Claro, esos cabrones te están apuntando a
la cabeza desde hace rato y vos, tan fría como eres, pareces no enterarte, pero
bien que lo sabes y por eso mides tus movimientos sin olvidarte de sonreír.
Lavas tu ropa, la refriegas, la escurres y
la cuelgas de la cuerda, todo mientras tarareas algo bien tuyo y bien para vos.
Ni de reojo miras a los árboles, pero sabes que entre las hojas sobresalen los
cañones que quieren escupirte sus pedazos de muerte.
Tus ojos se concentran en la espuma que
hace tu jabón, en un momento levantas la cabeza con los ojos cerrados para
quitarte el mechón de pelo que te cae en la cara.
Cuando llegaron las patrullas vos ya
sabías cómo ibas a actuar: sin gritar, sin temblar y sobretodo, sin perder de
vista a tus cuatro hijitos chiquitos que, de aquí a diez años, quién sabe y que
la virgen los libre, le estarán apuntando sus cañones a la señora de turno que
lave sus ropas.
Las patrullas se detienen, los policías
que se bajan son grandotes, te rodean, te preguntan, toman sus
radiotransmisores y gritan sus códigos a otros policías que andarán en sus
propias pesquisas en otros rincones de la favela. Te intimidan sus tamaños, sus
armas bien lustradas y toda su parafernalia policiaca que zangolotea a
centímetros de tus sábanas recién lavadas.

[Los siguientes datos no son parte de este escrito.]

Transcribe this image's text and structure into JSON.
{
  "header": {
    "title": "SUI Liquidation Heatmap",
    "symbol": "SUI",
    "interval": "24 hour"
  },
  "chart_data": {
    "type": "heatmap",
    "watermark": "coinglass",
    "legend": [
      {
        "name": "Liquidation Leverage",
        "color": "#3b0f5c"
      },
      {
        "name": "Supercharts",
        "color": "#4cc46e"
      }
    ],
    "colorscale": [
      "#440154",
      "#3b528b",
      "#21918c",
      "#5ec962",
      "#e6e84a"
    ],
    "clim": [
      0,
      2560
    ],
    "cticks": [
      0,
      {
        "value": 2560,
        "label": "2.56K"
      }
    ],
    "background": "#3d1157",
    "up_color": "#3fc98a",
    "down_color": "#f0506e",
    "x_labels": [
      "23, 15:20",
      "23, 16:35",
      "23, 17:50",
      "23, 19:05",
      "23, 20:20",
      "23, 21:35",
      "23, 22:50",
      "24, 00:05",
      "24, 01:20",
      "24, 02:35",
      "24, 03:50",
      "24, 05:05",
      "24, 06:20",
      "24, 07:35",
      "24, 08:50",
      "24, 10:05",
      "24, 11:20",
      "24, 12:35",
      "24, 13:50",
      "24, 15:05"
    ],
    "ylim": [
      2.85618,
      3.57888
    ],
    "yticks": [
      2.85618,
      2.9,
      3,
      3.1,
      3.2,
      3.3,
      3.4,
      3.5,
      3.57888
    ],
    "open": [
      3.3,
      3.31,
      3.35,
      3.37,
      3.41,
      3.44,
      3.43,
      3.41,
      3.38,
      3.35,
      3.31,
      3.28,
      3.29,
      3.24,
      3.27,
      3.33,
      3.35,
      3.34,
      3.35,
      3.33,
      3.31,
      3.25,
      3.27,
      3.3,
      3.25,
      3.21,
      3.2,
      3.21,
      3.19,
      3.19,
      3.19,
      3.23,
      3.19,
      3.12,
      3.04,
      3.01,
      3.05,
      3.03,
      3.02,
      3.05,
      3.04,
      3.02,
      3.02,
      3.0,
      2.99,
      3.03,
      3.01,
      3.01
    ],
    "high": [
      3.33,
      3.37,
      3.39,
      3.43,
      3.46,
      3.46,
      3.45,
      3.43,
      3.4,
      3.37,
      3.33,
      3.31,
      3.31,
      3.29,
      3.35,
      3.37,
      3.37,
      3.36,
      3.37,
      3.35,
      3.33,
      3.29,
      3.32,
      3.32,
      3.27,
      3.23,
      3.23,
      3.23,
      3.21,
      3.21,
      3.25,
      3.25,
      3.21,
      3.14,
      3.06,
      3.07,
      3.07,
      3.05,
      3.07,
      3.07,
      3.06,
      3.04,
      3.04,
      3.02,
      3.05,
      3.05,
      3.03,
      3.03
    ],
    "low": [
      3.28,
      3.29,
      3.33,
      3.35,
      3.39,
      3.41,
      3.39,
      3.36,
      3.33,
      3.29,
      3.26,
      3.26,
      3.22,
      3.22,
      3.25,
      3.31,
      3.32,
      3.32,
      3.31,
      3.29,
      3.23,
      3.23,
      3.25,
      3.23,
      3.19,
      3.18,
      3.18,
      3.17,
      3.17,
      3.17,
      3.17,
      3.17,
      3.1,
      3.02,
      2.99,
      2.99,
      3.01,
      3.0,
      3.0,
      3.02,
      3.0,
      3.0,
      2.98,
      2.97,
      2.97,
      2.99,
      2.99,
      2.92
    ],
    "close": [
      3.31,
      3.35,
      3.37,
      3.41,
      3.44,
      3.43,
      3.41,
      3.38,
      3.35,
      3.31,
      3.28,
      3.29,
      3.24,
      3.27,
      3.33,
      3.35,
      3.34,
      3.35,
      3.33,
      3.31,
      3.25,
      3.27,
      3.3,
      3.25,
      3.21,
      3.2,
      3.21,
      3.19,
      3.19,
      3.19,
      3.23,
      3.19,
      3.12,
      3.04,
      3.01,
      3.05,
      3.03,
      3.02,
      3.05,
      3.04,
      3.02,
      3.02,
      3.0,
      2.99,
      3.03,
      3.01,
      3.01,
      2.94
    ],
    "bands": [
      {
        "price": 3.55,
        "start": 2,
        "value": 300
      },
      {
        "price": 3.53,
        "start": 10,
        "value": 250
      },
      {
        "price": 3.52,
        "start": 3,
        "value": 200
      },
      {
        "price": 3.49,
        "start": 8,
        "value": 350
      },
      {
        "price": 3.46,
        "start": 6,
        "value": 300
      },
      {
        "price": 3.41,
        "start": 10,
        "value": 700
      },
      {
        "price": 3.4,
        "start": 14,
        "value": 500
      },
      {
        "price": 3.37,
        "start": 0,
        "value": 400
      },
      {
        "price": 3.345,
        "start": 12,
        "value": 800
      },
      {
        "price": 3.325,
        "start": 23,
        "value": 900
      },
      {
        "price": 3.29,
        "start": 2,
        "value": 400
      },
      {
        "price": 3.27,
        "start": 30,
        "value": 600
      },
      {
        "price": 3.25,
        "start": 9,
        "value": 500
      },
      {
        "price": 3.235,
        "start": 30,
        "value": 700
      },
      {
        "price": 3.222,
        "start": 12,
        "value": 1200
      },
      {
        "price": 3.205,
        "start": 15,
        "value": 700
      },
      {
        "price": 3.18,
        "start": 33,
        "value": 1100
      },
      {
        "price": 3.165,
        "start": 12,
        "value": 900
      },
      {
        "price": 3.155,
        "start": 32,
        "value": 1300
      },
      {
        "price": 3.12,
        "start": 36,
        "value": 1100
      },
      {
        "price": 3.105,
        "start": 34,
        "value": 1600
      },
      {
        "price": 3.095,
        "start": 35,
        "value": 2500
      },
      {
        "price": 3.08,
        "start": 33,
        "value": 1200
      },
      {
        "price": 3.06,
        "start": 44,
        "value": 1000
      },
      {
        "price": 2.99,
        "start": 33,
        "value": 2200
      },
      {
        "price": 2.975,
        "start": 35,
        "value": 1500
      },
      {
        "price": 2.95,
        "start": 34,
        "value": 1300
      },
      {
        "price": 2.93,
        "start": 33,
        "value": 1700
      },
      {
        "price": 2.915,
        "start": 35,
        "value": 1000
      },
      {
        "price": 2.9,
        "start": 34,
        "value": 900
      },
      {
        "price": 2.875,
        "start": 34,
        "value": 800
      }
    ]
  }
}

Pero no se llevan nada que les sirva
porque vos, con tu mejor sonrisa, les dices que nada ha pasado, que tus
penurias de hoy no son peores que las de ayer y con eso te basta para sonreír. Te
advierten que los narcos son peligrosos, que no sirve protegerlos, que si sabes
algo no lo ocultes. Vos, de nuevo con tu sonrisa impagable les dices que sí.
Levantando un polvo que ensucia tus
sábanas las patrullas se van. Juntas a tus hijitos y te los llevas
adentro.
Sigues sin mirar a los árboles pero sabes
que lo cañones ya no te apuntan porque, por ahora, has pagado con tu silencio
el tributo que los dueños de la favela te cobran para que puedas seguir lavando
tus ropas, con tus pómulos quemándose al sol.